Белбородко прислушался к себе: вроде бы жив. Откуда-то сверху доносился птичий посвист. Что ж ты, пташка божия, так надрываешься?! Открыть глаза? В голове гудело, как с хорошего перепоя, по черепной коробке, точно тараканы от метлы, разбегались мысли, вдобавок саднила свежезаштопанная рука и ломило зубы, хотя по ним и не били.
Открывать глаза, мягко говоря, не хотелось. Вообще не хотелось шевелиться. Солнце лизало лицо, ветерок трепал волосы… Хотелось так и сидеть, привалившись спиной к прохладному стволу, и представлять, как по небу плывут облака.
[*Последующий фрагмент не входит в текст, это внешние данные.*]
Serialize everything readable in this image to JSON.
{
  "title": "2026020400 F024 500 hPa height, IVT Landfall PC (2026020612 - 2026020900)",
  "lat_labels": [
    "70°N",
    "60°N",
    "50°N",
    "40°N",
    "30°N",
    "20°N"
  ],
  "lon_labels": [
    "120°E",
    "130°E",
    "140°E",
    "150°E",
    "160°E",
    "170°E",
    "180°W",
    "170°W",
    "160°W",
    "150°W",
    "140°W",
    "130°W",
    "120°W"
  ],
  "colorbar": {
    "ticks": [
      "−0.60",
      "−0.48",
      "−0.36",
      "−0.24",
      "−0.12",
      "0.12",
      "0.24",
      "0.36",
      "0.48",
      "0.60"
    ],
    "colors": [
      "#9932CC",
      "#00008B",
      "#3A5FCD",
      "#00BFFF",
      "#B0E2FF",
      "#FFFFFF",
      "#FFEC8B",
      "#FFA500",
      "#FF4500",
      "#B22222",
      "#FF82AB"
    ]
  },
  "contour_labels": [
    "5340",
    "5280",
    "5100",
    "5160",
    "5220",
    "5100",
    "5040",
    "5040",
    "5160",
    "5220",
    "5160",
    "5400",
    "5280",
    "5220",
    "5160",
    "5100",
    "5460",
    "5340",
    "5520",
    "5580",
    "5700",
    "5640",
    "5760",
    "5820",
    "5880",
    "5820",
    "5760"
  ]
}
И чтобы ни один гад тебя не трогал…
А вот с этим дела обстояли неважно.
– Давай, очухивайся уже, – выскочил из темноты до боли знакомый голос, – нечего рассиживаться!
В затылке несколько раз качнулся тяжелый маятник, вправо-влево, вправо-влево, потом вдруг остановился, выбрался из черепушки и принялся молотить по щекам, болтать голову из стороны в сторону.
Степан разлепил веки.
– Отвали.
Глаза опять слиплись. Начало жутко мутить. Причем казалось, будто дурнота рождается где-то в раскалывающейся от боли голове. «Сотрясение, – вяло подумал Степан, – ну и хрен с ним, только отстаньте».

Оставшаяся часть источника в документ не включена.